Capital One is a major credit card company used by millions of people in the United States alone. However, a recent turn of events involved over 100 million exposed identities because of the Capital One data breach.
Updated on 23 May 2022
Capital One Data Breach 2019
During the time of March 12 and July 17, data was illegally stolen by a woman in Seattle who broke into the bank’s server from a cloud-computing company. Paige A. Thompson was the culprit behind the Capital One credit card data breach. She was swiftly arrested by the authorities last Monday and appeared in federal court.
Richard D. Fairbank, Capital One’s chief executive officer, apologized to the public for this incident “I sincerely apologize for the understandable worry this incident must be causing those affected.”
In addition to the 100 million in the United States, there were also 6 million customers affected in Canada. The data stolen included over 140,000 Social Security numbers, as well as 80,000 bank account numbers from credit-card customers. The largest category of accessed data was from customers and small businesses that applied for credit cards from 2005 to early 2019. In an article by Bloomberg, they stated that the stolen information included “personal identification data, including names, addresses, phone numbers and dates of birth, and financial data including self-reported income, credit scores, and fragments of the transaction history.”
But it appears that the personal data was still kept under wraps and hadn’t been used yet. “Based on our analysis to date, we believe it is unlikely that the information was used for fraud or disseminated by this individual,” the company wrote. “However, we will continue to investigate.”
How did the Capital One credit card data breach happen?
Capital One contracted a cloud computing company wherein Thompson was also assigned to. The credit card company said that the hacker was a “highly sophisticated individual who was able to exploit a specific configuration vulnerability in our infrastructure.”
The company also said that most (but not all) of the data was encrypted. But because Thompson ad access to the system, she was easily able to decrypt some of the data.
Contrary to how it may seem, Thompson was quite proud of her work and even took to posting about her conquest online. She wrote under the name ‘erratic’ and wrote “I’ve basically strapped myself with a bomb vest, [expletive] dropping capital ones dox and admitting it,” according to the FBI.

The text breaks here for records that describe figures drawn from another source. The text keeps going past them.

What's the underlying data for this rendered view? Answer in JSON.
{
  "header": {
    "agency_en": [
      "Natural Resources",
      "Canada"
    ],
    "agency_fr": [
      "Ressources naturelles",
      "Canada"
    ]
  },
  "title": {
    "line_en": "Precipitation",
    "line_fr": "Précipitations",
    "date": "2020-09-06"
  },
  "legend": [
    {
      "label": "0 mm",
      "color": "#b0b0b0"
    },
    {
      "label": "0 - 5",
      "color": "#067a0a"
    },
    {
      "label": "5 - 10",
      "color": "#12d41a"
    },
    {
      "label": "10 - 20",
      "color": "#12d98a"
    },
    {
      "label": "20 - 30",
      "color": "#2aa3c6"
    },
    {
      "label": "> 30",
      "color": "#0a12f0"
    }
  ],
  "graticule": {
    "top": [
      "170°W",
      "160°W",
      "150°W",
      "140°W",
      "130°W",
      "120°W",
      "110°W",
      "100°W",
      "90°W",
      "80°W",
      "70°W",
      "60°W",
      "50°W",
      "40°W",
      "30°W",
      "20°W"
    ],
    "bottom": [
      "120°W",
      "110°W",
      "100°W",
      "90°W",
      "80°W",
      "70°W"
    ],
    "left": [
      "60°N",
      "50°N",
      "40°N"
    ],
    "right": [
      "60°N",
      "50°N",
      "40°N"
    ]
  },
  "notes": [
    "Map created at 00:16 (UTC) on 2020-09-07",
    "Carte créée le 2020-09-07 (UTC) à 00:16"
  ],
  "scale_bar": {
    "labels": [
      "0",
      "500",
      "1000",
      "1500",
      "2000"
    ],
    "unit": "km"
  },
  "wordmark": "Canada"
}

She even posted a list of the files she had already taken. “I wanna get it off my server that’s why I’m archiving all of it lol … it’s all encrypted,” she stated in court.
The thing is, Capital One only knew about the breach through an online posting and then reported it to the FBI.
Has Capital One had a data breach?
After being taken to federal court last Monday, Thompson broke down after being charged for a single count of computer fraud. She could possibly be facing a maximum of 5 years in prison and a $250,000 fine for her crime.
Thompson was faced with charges accusing her of “exfiltrating and stealing information, including credit card applications and other documents, from Capital One,” according to court papers. Other stolen information included credit scores, credit limits, balance, as well as payment information. In addition, about a million Canadian Social Insurance numbers were also illegally accessed.